A couple of weeks later, without any introduction, Barry simply walked into the room and said, “OK.  You should go.”  I was obviously confused, so he followed, “You should go to India.  When I was praying, God clearly spoke that this is an opportunity that He’s providing.”

You can just imagine the squeals and jumping up and down that ensued!! 

That story has a happy ending, but I was determined to trust the Lord to use my husband to either speak a “no” to my travel-ready heart or a “yes” for confirmation.  I see it as the Lord’s protection for me rather than as a limiting force in my life.

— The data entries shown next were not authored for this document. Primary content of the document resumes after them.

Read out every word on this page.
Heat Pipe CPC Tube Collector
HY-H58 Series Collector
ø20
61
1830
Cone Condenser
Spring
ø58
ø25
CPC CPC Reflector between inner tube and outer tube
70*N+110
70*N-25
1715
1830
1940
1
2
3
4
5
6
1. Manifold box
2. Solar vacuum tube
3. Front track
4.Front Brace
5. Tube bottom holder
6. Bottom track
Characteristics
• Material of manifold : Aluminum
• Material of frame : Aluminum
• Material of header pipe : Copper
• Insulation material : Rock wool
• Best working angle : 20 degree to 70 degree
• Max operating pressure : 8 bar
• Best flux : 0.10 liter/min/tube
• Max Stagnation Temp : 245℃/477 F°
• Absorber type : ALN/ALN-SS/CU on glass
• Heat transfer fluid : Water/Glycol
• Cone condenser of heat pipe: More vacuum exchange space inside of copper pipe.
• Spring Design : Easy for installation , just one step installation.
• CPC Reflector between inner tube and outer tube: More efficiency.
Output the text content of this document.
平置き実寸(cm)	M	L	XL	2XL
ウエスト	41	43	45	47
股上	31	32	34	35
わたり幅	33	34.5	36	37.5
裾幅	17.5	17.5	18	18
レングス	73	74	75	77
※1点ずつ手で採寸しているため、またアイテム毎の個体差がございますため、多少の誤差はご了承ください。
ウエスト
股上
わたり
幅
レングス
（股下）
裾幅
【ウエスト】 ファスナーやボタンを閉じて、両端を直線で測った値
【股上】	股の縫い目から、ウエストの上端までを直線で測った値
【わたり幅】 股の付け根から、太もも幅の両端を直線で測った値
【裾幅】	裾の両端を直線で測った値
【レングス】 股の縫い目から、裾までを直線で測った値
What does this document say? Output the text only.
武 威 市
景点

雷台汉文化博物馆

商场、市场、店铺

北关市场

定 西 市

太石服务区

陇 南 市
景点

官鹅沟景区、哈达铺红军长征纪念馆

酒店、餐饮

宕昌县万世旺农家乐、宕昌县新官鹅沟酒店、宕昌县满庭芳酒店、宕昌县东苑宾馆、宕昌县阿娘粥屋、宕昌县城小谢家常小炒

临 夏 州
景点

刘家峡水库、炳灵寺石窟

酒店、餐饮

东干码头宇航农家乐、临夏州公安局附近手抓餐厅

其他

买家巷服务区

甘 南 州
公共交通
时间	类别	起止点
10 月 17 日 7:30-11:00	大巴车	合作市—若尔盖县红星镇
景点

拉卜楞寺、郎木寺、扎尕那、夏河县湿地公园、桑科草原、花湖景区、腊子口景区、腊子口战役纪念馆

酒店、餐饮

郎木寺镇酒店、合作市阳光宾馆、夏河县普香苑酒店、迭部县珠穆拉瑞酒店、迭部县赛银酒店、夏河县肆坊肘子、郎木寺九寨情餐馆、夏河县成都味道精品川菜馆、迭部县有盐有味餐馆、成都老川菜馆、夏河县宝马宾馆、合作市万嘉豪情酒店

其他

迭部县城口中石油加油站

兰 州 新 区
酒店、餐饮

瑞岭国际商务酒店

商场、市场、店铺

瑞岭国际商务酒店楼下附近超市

Let me also hasten to say that it would be impossible on a practical level for me to do ministry without Barry’s support.  When I’m gone, he’s a single parent with full responsibility over the day-to-day duties in our house. I appreciate the challenges of doing life without a partner, and I want to respect the extra work that it requires of him.

2.  I want my children to do ministry with me rather than seeing ministry as something that takes their mama away.  The reality is that ministry does often take me away from home, but I want them to be part of what I do.  I always ask all my guys to pray for me before I leave and ask for their prayers while I’m gone. 

I also want to make choices that reflect my priorities.  I don’t just want to say that I’m “speaker” after “mom”.  I want the boys to know that they rank higher on my list.  I have missed a few of their events, but I am there for the large majority.  This is Anson’s senior year, so I already have the biggies on the calendar–concerts, application deadlines, prom, etc.  Those are non-negotiables on my calendar this year.

As God opens doors, stokes your passions and speaks to your heart, I know He’ll be speaking to you about priorities too.  What lessons have you learned about prioritizing your family?